Beekeepers are a highly specialized group, which makes them an ideal source for citizen science studies of honey bees and their environment (Brodschneider et al. 2019, Brouwer and Hessels 2019).
For this study, we surveyed a sample of 69 beekeeper citizen scientists who participated in the INSIGNIA project in four European countries during its first year. They were asked to rate the difficulty of the 21 tasks they had to perform.
Among all required tasks, beekeepers rated giving information on the phenology of flowering plants as the most difficult task (3.6), followed by picking the best day for sampling (3.5) and photo documentation of collected samples (3.3) (Fig. 4) and these three tasks were ranked more difficult by beekeepers with a college degree than those without one (Fig. 3).
4. Replication
Replication is an essential element of scientific beekeeping. It is a critical part of the scientific process and it is vital to ensure that experiments are replicated before publication.

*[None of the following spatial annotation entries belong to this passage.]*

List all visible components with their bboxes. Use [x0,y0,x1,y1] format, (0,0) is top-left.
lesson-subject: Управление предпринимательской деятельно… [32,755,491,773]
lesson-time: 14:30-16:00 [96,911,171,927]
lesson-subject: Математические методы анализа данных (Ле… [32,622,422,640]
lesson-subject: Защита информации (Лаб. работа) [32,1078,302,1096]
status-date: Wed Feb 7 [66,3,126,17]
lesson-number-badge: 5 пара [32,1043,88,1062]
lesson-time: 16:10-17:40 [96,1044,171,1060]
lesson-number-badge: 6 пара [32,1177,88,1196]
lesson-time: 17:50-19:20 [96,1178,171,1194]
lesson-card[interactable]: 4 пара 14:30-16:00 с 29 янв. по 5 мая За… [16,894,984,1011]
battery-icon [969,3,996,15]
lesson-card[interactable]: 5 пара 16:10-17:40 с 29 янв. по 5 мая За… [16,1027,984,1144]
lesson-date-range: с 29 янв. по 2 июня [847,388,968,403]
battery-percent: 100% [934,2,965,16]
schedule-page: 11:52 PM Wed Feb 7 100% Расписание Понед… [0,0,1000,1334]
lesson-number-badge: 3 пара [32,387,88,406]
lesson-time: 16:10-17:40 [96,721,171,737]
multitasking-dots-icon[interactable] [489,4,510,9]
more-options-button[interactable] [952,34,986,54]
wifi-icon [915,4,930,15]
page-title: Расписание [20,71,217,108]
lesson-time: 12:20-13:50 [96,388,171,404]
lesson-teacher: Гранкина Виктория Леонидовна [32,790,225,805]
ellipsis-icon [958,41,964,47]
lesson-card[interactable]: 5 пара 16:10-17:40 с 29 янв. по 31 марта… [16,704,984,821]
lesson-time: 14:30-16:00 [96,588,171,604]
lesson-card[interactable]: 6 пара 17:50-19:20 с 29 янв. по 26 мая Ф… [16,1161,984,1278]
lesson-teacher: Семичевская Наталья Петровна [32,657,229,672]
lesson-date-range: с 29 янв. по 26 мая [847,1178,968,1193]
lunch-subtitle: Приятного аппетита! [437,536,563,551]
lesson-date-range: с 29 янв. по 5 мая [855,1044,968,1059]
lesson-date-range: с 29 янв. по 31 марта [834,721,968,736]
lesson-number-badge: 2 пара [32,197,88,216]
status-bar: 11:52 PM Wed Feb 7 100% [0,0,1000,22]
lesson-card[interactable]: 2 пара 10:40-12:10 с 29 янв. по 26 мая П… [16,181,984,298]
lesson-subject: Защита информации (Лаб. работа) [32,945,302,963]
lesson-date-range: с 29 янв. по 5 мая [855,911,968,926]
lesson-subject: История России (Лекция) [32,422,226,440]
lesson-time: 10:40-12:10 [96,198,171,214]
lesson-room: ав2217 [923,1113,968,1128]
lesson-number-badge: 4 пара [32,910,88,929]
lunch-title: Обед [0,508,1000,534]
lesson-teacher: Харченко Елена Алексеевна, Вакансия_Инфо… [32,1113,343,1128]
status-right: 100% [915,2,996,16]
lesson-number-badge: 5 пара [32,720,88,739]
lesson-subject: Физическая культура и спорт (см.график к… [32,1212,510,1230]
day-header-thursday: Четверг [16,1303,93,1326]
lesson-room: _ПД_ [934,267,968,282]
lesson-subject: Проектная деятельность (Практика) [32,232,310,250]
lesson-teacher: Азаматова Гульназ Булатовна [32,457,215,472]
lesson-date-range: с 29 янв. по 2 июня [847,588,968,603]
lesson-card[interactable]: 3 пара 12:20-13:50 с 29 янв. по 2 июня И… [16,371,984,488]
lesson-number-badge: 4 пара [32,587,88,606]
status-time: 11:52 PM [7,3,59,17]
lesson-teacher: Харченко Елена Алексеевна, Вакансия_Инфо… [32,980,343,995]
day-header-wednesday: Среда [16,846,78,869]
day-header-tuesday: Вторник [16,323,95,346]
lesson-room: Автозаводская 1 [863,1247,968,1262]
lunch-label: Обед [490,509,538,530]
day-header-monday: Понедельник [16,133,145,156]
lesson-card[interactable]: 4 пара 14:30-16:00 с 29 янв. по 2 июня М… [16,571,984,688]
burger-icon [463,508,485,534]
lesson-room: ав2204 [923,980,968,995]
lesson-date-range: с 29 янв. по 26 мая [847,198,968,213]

Viruses are obligate intracellular parasites that require specific proteins and processes within the host cell to carry out their replication cycle. This means that they can only infect a limited range of cells and tissue types.
Bee viruses (DWV, KBV) are known to mutate rapidly and adapt to suit different hosts-some can even infect other species of bees and wasps or varroa gut cells! This is called adaptive evolution.
However, it is not clear whether these new strains of the virus become pathogenic to the bees that are infected by them. This has been a controversial hypothesis in bee research.